Por supuesto, se debe tener cuidado con los implantes. Una resonancia magnética puede mover un implante o calentarlo demasiado, causando lesiones más o menos graves. También puede hacer fallar dispositivos tan vitales como un marcapasos. A veces es necesario cancelar el procedimiento y buscar otras alternativas si se descubre que el paciente lleva cualquiera de estos implantes.

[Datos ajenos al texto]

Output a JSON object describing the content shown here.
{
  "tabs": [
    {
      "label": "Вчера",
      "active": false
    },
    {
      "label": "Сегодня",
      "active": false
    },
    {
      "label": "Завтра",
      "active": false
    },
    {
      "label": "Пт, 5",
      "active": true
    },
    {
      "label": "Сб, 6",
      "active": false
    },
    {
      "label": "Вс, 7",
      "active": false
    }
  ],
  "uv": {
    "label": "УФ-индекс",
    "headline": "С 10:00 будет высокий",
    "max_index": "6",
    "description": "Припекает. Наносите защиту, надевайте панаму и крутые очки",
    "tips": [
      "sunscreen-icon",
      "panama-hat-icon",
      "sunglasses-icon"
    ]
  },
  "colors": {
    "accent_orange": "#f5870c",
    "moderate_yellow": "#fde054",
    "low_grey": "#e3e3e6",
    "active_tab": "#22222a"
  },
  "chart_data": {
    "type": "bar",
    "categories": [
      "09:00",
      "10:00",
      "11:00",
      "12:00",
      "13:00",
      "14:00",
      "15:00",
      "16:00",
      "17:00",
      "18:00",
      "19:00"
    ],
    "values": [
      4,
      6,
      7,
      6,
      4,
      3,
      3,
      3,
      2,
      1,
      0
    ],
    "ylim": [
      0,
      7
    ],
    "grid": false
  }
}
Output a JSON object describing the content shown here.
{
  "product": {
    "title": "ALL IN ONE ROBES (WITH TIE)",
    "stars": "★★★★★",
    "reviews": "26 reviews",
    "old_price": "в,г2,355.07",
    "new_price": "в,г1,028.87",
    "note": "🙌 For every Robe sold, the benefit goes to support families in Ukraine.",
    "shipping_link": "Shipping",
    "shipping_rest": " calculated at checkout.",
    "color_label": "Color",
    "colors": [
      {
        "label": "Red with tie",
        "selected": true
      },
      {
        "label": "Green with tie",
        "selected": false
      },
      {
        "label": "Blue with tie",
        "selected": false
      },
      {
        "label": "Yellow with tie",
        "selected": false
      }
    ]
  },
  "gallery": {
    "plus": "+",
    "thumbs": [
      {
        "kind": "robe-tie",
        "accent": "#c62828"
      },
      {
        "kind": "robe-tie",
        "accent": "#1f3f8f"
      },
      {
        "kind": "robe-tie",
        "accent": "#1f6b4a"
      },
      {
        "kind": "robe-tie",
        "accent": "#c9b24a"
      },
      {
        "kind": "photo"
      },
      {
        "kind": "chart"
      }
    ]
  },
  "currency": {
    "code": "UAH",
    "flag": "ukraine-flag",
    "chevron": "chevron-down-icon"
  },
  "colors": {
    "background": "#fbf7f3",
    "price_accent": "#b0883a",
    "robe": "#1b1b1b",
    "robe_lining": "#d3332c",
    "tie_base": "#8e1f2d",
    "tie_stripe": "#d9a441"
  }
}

Por otro lado, se debe evitar que en la propia sala de la resonancia magnética haya grandes objetos metálicos, como los tanques de oxígeno, que puedan ser atraídos por los imanes. De hecho, este hombre de Nueva York no ha sido la primera persona que ha muerto por una resonancia magnética. Hay más casos y algunos se han producido justamente por la presencia de estos grandes objetos metálicos en la sala. Por ejemplo, en 2001 un niño de 6 años murió cuando un tanque de oxígeno voló hacia la máquina en la que se le estaba realizando una resonancia magnética.
¿Por qué este hombre ha muerto por la resonancia magnética?
En realidad, en este caso la paciente era la esposa del hombre que ha muerto por la resonancia magnética. Se estaba realizando una prueba en la rodilla y, cuando terminó, le pidió a la técnica que llamase a su marido para que le ayudase a bajarse de la mesa. Esta lo hizo.
El hombre, de 61 años, no debería haberse acercado a la máquina con una cadena de metal, pero, si lo hacía, la máquina tampoco debería haber estado encendida. Sobre todo teniendo en cuenta que él se iba a acercar justamente al punto en el que esta había estado incidiendo, para sacar a su mujer.


Por esa razón, los imanes le absorbieron con tanta fuerza que las lesiones no fueron compatibles con su vida. Falleció prácticamente en el acto.
Esto no debería ocurrir y, como ya hemos dicho, debería darse inicio a una investigación. Es importante que se tomen medidas para que no vuelva a ocurrir algo así.